A declaração ocorreu após uma detenta denunciar a falta de itens básicos durante uma visita do ministro a uma prisão israelense.
A prisioneira classificou as condições da penitenciária como "extremamente severas" e afirmou que as detentas tiveram seus direitos restringidos e sequer dispõem de privacidade e condições básicas de higiene.
Segundo ela, as prisioneiras não recebem itens essenciais, podem passar dias sem tomar banho e não podem sequer trocar a roupa íntima.
A detenta também denunciou a presença de infecções e doenças, além da falta de atendimento médico adequado.

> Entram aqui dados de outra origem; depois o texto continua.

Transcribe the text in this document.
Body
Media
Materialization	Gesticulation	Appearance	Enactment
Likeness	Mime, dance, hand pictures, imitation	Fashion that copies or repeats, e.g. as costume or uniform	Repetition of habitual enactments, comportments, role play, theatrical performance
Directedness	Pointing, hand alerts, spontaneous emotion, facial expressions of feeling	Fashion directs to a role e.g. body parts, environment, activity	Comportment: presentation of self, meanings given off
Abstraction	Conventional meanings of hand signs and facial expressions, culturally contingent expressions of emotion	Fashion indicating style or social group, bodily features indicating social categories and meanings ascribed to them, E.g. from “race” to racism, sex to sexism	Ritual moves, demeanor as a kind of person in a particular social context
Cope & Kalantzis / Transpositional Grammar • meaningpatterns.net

Após ouvir as queixas, Ben Gvir declarou que "os dias de acampamento de verão nas prisões israelenses acabaram" e assumiu pessoalmente a responsabilidade pela deterioração das condições das detentas.
"Estou satisfeito por termos reduzido essas condições ao mínimo indispensável", afirmou.
O ministro acrescentou que aqueles que prejudicarem israelenses "não receberão acomodação em hotel".
"Não quero ajudá-los. Não preciso ajudá-los [...]. Os dias em que o governo israelense queria ajudá-los já passaram", concluiu.